Target Discrimination via Multimodal Fusion in UAV Perspective
摘要
In modern manned-unmanned teaming systems, a fundamental challenge lies in drones’ target recognition accuracy - the ability to correctly identify operator-designated targets while discriminating among similar candidates in complex operational environments. While current object detection modules excel at locating objects via bounding boxes, they lack intra-class discrimination capabilities. Recent vision-language pre-training (VLP) models and multimodal large models (MMLMs) have improved the alignment between text and visual information, but they still have limitations in precise target recognition, often producing scattered attention maps rather than a single focused result.
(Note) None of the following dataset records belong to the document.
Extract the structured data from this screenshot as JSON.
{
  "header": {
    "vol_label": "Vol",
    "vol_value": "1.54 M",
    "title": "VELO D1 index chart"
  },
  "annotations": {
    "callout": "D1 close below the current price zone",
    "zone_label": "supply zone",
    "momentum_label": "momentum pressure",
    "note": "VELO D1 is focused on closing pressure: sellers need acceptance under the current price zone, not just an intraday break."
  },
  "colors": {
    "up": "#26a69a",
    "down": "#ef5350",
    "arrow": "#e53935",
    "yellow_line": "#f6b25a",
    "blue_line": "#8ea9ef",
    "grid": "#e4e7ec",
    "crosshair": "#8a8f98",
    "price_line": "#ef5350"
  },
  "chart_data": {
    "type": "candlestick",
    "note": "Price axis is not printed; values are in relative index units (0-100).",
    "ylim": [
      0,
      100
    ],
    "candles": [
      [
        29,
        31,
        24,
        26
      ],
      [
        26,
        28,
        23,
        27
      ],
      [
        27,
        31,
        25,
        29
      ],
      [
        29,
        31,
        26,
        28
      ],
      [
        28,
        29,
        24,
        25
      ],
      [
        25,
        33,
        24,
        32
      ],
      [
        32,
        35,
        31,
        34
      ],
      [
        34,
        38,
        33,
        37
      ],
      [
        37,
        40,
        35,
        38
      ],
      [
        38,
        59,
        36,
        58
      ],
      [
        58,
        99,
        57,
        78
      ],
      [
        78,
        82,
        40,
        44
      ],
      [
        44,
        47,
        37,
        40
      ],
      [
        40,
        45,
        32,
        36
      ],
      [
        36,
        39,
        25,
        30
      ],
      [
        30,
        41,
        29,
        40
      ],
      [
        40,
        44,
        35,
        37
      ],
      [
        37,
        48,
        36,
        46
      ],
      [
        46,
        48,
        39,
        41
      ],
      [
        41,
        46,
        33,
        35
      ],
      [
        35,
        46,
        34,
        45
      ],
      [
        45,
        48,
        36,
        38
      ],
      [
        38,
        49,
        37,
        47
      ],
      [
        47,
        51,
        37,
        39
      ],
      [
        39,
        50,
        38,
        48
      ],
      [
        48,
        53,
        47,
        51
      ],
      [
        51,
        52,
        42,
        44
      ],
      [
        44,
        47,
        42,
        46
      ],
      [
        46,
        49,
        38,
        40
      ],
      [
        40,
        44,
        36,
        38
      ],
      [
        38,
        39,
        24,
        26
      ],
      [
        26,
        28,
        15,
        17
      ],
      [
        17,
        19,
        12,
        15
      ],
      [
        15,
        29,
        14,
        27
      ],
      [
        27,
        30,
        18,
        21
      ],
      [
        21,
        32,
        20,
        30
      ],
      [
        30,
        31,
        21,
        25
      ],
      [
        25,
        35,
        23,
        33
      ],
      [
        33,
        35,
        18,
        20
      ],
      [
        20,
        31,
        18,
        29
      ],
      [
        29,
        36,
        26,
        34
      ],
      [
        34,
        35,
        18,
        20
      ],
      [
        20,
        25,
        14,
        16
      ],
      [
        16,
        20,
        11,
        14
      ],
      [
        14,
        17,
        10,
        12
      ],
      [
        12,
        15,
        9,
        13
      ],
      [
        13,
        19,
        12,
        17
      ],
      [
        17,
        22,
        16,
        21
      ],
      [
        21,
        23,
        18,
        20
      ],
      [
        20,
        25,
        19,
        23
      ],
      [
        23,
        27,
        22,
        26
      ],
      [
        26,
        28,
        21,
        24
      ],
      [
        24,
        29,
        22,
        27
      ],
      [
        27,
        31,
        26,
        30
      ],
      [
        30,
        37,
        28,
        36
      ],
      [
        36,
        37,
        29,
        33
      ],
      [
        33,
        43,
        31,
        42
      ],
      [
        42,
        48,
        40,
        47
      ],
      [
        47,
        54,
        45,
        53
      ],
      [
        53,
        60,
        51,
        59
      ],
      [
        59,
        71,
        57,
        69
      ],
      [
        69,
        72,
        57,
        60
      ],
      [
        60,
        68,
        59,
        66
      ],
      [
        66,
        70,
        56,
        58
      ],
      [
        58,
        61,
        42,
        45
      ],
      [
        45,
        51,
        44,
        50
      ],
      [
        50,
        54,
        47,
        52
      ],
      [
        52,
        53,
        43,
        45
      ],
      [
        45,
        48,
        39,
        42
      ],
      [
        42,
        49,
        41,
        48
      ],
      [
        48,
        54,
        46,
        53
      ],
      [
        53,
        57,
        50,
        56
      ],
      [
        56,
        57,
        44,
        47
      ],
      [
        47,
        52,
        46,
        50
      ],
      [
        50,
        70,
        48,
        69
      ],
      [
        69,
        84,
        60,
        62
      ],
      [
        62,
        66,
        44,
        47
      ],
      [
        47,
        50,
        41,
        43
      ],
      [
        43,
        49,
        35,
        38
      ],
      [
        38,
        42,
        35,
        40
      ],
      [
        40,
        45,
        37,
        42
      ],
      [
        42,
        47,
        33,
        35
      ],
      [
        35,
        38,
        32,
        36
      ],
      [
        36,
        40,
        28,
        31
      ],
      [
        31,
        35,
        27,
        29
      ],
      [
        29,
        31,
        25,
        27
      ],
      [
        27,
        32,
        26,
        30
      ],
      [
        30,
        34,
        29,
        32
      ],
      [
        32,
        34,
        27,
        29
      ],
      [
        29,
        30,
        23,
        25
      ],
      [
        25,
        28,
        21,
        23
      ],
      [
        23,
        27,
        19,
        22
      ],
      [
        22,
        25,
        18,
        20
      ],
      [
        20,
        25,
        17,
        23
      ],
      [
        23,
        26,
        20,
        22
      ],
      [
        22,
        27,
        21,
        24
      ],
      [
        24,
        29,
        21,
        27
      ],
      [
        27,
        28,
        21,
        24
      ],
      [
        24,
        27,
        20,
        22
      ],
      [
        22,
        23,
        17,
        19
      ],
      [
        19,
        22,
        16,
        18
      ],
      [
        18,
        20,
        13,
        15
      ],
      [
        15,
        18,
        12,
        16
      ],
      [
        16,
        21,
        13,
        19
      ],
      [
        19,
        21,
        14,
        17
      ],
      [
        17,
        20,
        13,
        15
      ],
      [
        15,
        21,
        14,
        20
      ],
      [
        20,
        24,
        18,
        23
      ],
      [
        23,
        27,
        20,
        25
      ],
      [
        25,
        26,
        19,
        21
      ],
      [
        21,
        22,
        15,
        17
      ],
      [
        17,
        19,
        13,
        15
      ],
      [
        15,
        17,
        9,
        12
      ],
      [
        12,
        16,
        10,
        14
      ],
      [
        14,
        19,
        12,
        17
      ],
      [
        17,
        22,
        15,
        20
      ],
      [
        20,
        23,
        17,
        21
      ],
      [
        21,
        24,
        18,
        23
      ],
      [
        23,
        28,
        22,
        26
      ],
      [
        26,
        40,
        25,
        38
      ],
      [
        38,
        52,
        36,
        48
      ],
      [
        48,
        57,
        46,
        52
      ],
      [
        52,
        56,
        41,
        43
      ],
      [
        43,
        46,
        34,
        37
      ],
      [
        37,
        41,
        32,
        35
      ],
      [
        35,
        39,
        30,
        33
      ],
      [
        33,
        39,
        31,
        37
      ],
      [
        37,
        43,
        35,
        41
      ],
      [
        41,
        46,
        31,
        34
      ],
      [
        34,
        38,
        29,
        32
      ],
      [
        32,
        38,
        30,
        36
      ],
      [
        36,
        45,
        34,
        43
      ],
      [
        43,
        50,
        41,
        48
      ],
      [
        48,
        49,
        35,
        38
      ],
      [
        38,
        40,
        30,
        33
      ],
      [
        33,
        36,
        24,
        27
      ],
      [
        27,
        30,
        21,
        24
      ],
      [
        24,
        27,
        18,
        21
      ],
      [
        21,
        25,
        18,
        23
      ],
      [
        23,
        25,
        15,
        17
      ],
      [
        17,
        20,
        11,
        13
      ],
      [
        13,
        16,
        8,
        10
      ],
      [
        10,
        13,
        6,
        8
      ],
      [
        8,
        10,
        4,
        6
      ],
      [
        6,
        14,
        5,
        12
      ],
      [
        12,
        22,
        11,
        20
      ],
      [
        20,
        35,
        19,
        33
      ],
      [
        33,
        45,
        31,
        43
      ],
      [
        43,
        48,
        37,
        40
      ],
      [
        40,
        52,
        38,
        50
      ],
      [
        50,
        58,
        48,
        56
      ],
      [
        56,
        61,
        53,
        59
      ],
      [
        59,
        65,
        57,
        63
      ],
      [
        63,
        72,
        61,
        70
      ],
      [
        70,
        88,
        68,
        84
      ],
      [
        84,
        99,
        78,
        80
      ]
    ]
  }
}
This paper achieves precise alignment between aerial images and operator instructions by enhancing and integrating the VLP model with the object detection module based on a large language model (DeepSeek). Key innovations include: (1) Designing a cross-modal attention mechanism tailored for the drone domain to address scale changes and perspective tilting in bird's-eye views; (2) Proposing a hierarchical feature fusion strategy that enhances the ability to distinguish color attributes, spatial relationships and dependency relationships through text-guided visual attention and visual-guided text attention modules; (3) Experiments on public datasets (Flickr30k, COCO, Visual Genome) and drone-specific datasets (AUG) demonstrate that this method significantly improves target discrimination capabilities in complex scenarios.